Iron-Air Rechargeable Battery
University of Southern California (USC)
A Robust and Inexpensive Iron-Air Rechargeable Battery for Grid-Scale Energy Storage
Los Angeles, CA
10/01/2010 to 09/30/2013
Our national electric grid has limited ability to store excess energy, so electricity must constantly be over-generated to assure reliable supply. Though wind and solar power are promising clean alternatives to fossil fuels, their natural unpredictability and intermittency present major challenges to delivery of the consistent power that is necessary to operate today's grid. The U.S. needs technologies that can store renewable energy for future grid-use at any location. Flexible, large-scale storage would create a stronger and more robust electric grid by enabling renewables to contribute to reliable power generation.

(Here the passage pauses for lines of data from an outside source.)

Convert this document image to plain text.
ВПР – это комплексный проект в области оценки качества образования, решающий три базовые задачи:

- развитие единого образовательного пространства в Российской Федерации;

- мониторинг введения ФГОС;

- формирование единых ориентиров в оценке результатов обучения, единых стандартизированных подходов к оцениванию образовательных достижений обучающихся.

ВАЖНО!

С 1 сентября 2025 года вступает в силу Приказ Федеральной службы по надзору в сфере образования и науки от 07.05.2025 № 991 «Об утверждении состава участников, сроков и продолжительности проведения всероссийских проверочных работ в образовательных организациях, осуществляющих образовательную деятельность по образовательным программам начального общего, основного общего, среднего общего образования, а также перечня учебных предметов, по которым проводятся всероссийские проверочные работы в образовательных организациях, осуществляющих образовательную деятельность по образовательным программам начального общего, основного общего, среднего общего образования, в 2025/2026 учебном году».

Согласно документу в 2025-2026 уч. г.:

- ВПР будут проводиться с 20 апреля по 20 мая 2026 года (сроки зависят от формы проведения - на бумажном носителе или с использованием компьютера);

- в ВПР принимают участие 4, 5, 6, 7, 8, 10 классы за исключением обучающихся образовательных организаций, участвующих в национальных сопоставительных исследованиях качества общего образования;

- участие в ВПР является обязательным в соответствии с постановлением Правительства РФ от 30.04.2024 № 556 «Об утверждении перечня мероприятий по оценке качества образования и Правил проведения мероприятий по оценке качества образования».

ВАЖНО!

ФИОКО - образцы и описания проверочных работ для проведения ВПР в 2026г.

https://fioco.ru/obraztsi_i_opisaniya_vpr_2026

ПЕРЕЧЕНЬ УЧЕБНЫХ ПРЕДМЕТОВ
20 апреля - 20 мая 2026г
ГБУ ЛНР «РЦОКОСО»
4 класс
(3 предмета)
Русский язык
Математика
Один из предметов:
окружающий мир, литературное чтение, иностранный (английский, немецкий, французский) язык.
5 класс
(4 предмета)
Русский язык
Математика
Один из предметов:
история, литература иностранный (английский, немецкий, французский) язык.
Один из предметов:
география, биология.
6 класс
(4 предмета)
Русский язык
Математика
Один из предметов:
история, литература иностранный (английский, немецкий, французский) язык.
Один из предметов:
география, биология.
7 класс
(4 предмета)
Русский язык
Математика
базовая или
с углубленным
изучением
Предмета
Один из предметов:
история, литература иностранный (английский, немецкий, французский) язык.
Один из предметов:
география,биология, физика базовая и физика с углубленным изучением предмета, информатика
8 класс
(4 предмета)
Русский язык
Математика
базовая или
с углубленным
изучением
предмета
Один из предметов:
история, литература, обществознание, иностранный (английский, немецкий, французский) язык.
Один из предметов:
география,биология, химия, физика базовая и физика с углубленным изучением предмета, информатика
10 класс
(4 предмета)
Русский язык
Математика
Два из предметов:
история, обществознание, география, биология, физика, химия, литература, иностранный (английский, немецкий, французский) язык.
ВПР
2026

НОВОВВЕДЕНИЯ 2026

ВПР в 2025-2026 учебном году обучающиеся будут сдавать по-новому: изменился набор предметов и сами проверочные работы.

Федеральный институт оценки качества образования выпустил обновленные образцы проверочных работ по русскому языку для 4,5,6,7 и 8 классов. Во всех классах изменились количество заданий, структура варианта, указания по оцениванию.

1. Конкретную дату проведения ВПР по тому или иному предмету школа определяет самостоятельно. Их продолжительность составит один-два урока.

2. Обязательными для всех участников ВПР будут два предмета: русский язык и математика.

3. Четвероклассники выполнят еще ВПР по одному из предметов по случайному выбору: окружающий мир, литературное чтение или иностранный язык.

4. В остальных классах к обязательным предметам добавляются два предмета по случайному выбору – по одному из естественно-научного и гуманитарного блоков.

Project Innovation + Advantages:
USC is developing an iron-air rechargeable battery for large-scale energy storage that could help integrate renewable energy sources into the electric grid. Iron-air batteries have the potential to store large amounts of energy at low cost--iron is inexpensive and abundant, while oxygen is freely obtained from the air we breathe. However, current iron-air battery technologies have suffered from low efficiency and short life spans. USC is working to dramatically increase the efficiency of the battery by placing chemical additives on the battery's iron-based electrode and restructuring the catalysts at the molecular level on the battery's air-based electrode. This can help the battery resist degradation and increase life span. The goal of the project is to develop a prototype iron-air battery at significantly cost lower than today's best commercial batteries.
If successful, USC's iron-air battery would represent a low-cost alternative to the best commercial batteries in use today. This technology could be scaled up to provide substantial storage capacity for the use of renewable power within the electric grid.
A more efficient and reliable grid would be more resilient to potential disruptions.
Increases in the availability of wind and solar power would reduce fossil fuel demand, resulting in reduced fuel prices and more stable electricity rates.
Electricity generation accounts for over 40% of U.S. carbon dioxide (CO2) emissions. Enabling large-scale contributions of wind and solar power for our electricity generation would result in a substantial decrease in CO2 emissions.